Press TV - Nearly 40 world leaders and scores of finance officials are gathered in Beijing to build a new platform for international trade and counter US unilateralism and protectionist policies.
Dubbed as the Belt and Road (BRI) initiative, they aim to reinvent the ancient Silk Road to connect Asia to Europe and Africa through massive investments in maritime, road and rail projects.
Some 5,000 delegates are attending the three-day forum, with Russian President Vladimir Putin and Italian Prime Minister Giuseppe Conte, whose country became the first G7 member to sign up to BRI, among the headliners.
The United States has not dispatched any officials, dismissing BRI as a "vanity project" and rebuking Rome for participating in the scheme.
However, traditional US allies such as the UK, France, Germany and Spain have sent ministers to the summit amid reports of European frustration with Washington's trade practices.
British Finance Minister Philip Hammond told the summit on Friday his country is committed to help realize the BRI potential, offering Britain's expertise in project financing.
"The Belt and Road Initiative has tremendous potential to spread prosperity and sustainable development, touching as it does, potentially 70 percent of the world's population, a project of truly epic ambition," he said.

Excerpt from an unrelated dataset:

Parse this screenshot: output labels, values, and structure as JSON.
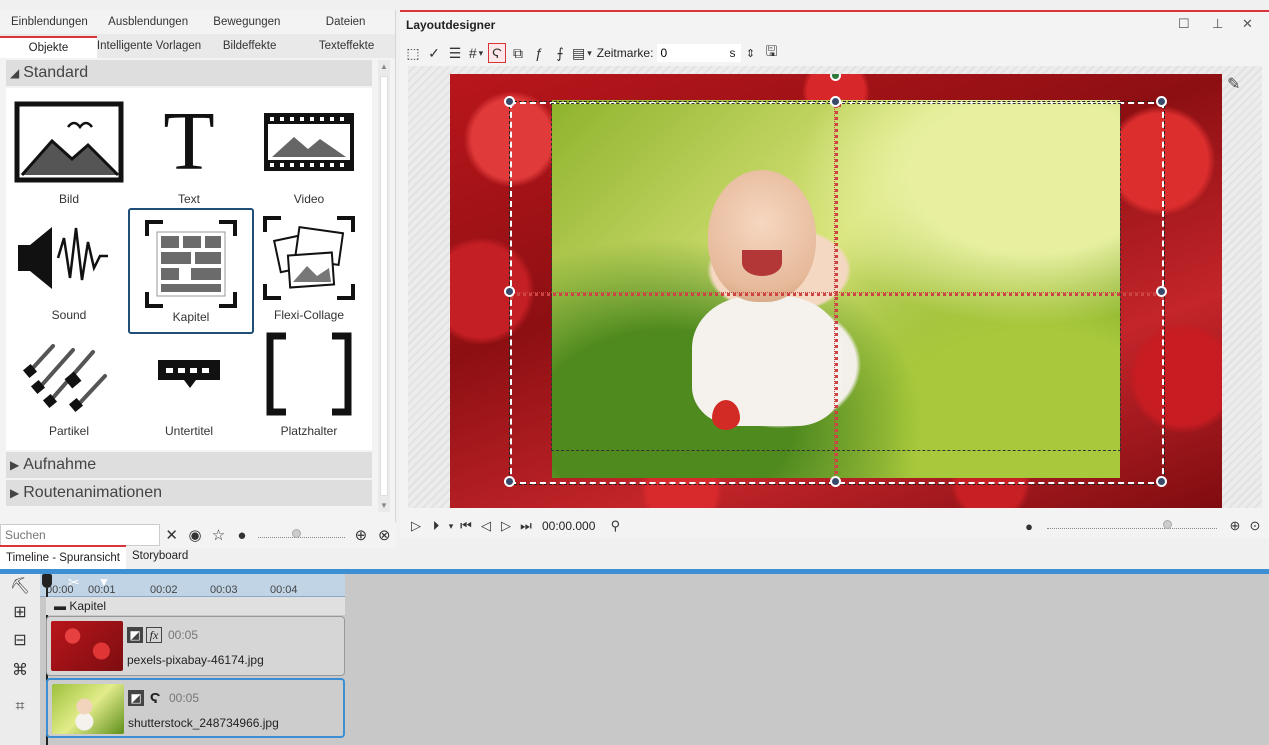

German Economy Minister Peter Altmaier said major European Union countries want to sign a memorandum of understanding on the BRI initiative as a group.
President Putin called for a global response against protectionism, unilateral sanctions and "trade wars" in veiled criticisms of the United States.
"The rise of protectionism in its most dangerous form, which at the present time is often used illegitimately as unilateral restrictions to bypass the UN Security Council, or worst of all, trade wars," he said.
"We think that only when we are united can we counter such acute challenges amidst a global economic slowdown and gaps between countries in terms of well-being and technology," Putin added.
The Russian leader whom Chinese President Xi Jinping referred to as "my closest friend" in a speech at the ceremony, was conferred an honorary doctorate degree from the Chinese premier's alma mater.
BRI offers to bring much-needed modern infrastructure to developing countries and China’s spending has increased its footprint around the world.
Beijing has not said exactly how much money will be needed in total, but some independent estimates suggest it will run into several trillion dollars.
The United States fears that China aspires to replace it at the center of the world order and the decision by Italy and Luxembourg to join BRI has raised alarm bells in Washington which sees Beijing's influence now extending to the EU's core.
To US leaders, BRI is on par with the Marshall Plan that established the American supremacy through an economic blueprint to rebuild post-World War II Europe. They are alarmed -- all the more so because BRI is more than 10 times the size of the Marshall Plan.
The West is worried that the expansion of BRI will lead to the emergence of alternative models of governance that will challenge Western liberalism around the world.
From left to right, President Harry Truman, General George Marshall, Paul Hoffman and Averell Harriman in the Oval Office discussing the Marshall Plan, Nov. 29, 1948
In his keynote speech at the opening of the forum, President Xi stressed that his global infrastructure project "is not an exclusive club", in a dig at the United States.
He called on countries participating in the initiative to promote a global partnership for connectivity to achieve common development and prosperity.
"We need to promote the liberalization and facilitation of trade and investment, say 'no' to protectionism, and make economic globalization more open, inclusive, balanced and beneficial to all," he said.
Altmaier said he was encouraged by President Xi's pledge to pursue free trade, multilateralism and sustainability.
"We will take this promise seriously" and make suggestions on how to achieve these goals in both Asia and Europe, he said.
China is a partner and a competitor at the same time and the EU must define its interests, Altmaier said.
"And for that we need an industry strategy. For that we need our own connectivity strategy," he added.
The Trump administration initiated a trade war with China last year, when he first imposed unusually heavy tariffs on imports from the Asian country.
Washington has long criticized China’s huge trade surplus with the United States and has demanded Beijing reduce it.
The US is also demanding extensive changes to Chinese practices that the White House has branded as unfair, including the alleged theft of US technology and intellectual property.
Washington also accuses Beijing of setting up myriad barriers for foreign companies to work in the Chinese market. China rejects the allegations.
Beijing has offered to increase its purchases of US products but is widely expected to resist calls for far-reaching changes to its industrial policies.
But disagreement between the two leading economic powers deepened, with both sides imposing tariffs on each other’s goods and led to a trade war that has rattled world's economy.